The other cultural reference point we discuss is Leonardo diCaprio as Romeo, the man responsible for a generation of sexual awakenings of queer women as well as straight. Chris’s open Hawaiian shirts could have been taken directly from Baz Luhrman’s Romeo + Juliet costume cupboard. “I think I saw in Leo DiCaprio something that was missing for me in terms of representation,” she says now. “He was like a man and a woman; he had the energy of a young hero but he was so feminine so the ambivalence was extremely sexy. (As queer people) we constantly project, transpose, adapt the mainstream culture, and and some artists that give us just a sense of acceptance are so wonderful.”
In a documentary made to accompany the Paris show, Apple Music Presents: Chris, she talks about “complexifying pop music” – moving pop music away from easy earworms and empty platitudes. It seems right for her to have turned back to the late 80s to do that, to draw inspiration from Prince, Janet Jackson, and even Bowie, influences that Chris isn’t shy about. The album opens with a smashed window and a cry straight out of the Dangerous playbook.

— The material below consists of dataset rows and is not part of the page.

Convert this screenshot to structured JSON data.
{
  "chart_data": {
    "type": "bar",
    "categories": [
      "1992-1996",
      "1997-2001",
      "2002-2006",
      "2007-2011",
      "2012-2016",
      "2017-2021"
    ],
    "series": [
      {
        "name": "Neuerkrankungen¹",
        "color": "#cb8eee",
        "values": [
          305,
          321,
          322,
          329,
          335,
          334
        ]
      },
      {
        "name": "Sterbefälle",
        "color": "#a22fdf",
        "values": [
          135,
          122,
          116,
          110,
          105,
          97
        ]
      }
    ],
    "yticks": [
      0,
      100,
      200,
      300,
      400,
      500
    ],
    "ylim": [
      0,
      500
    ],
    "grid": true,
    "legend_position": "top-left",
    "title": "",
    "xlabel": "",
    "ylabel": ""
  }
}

“That time was more flamboyant in a way I love, you know, it was a space of reinvention and experimentation,” she says, waving her arms about like she’s in a flowing satin shirt. “There are interesting performers today, but they’re almost at the margin of pop music – like SOPHIE, for example. She’s playing with the tropes of pop music, she’s mutating it, but it’s not mainstream yet. But in the 80s, Prince was totally subversive and music was a way to assert that hedonism and that flamboyance – I kind of love the epicness of the 80s for that. I’m constantly going back to that energy without really sometimes knowing... like sometimes I finish a song and they’ll say. ‘Oh, it’s so 80s’, and I’m like, ‘Oh is it? Oh okay. I don’t know how I did that!’”
That 15-page PDF she took to her label set out a record that wasn’t meant to be easy. “It was the notion of resistance also to the simple interpretation,” she sighs, remembering some of the reactions to Chaleur Humaine. “I was constantly trying to assert nuance and doubts and they were like, ‘Right, we get it, you’re this.’ I’m like, no. So let’s make it even more intricate if I can. I feel like I’ve been taking risk on this record... but I don't know if it’s palpable.”

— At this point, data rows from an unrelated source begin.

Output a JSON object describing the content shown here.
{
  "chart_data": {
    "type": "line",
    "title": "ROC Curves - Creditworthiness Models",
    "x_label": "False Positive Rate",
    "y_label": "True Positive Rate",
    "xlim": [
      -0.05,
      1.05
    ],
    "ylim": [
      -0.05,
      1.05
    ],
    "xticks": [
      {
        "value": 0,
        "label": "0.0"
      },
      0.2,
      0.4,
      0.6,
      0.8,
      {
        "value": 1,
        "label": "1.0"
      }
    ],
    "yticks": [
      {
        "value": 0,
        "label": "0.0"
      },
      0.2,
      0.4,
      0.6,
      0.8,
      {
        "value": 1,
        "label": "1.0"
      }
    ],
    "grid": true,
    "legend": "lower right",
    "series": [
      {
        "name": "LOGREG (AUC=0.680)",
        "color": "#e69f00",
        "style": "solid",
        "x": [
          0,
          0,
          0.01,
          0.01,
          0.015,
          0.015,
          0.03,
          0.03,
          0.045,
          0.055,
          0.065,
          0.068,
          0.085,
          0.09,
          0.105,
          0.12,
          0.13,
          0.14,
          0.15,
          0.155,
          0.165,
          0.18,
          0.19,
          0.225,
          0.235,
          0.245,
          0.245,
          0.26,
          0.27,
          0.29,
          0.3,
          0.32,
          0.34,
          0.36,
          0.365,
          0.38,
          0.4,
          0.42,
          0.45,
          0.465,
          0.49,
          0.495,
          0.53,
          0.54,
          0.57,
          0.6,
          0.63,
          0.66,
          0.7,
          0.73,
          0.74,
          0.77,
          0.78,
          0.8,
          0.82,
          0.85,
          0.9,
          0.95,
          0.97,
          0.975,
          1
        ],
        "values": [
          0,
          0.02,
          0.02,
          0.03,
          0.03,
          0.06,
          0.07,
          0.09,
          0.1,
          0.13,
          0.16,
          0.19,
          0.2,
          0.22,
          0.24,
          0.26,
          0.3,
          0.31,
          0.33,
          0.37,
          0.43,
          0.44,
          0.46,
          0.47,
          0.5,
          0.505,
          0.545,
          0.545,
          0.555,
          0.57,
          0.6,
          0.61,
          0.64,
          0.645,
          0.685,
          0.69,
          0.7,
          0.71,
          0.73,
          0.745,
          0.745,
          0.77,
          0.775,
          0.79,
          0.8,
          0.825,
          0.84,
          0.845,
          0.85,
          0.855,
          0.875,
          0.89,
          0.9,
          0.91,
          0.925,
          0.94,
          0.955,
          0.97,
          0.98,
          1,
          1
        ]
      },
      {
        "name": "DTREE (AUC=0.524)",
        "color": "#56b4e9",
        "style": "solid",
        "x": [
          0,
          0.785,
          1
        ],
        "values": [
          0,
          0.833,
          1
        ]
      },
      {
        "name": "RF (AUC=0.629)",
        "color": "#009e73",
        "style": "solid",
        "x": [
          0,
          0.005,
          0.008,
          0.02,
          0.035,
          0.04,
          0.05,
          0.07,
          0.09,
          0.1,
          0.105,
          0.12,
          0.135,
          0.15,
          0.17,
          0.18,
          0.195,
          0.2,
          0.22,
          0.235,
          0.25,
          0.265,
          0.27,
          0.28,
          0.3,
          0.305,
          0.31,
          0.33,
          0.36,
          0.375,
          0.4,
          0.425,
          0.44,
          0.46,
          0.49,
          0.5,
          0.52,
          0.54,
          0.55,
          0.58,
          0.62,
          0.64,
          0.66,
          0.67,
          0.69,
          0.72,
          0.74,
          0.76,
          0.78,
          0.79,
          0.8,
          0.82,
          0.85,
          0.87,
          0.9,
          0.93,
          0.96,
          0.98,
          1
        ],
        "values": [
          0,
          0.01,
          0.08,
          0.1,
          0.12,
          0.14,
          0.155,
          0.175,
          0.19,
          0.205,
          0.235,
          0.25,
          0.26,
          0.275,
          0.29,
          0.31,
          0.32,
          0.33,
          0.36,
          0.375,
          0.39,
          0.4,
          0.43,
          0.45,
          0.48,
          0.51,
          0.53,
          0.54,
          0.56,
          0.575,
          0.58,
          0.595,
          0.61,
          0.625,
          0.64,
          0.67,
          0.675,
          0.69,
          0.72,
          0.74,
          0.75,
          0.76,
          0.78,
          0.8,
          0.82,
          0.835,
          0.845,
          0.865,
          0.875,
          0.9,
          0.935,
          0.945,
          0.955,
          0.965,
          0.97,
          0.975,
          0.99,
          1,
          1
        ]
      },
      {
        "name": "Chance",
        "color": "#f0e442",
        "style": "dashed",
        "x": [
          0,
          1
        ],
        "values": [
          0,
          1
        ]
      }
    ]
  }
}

If the risks aren’t palpable – and they aren’t always – it’s because they’ve paid off. Not many major pop stars are capable of a record so lusty, that digs so deeply into female sexuality, gender identity and power without coming off as some sort of awkward hashtag bandwagoning (see: Katy Perry). Chris is a complex record, but not a difficult one. If you want to, you can listen and dance along the surface without ever thinking about what the singer is sampling from the grand buffet of human sexuality and emotion.
On one of Chris’s few ballads, “Make Some Sense”, she sings, “Make some sense out of it all / because I won’t make it for you.” From her name to her music to her movements to her 15-page PDF, Chris isn’t going to make anything easy for you; but that’s half the fun.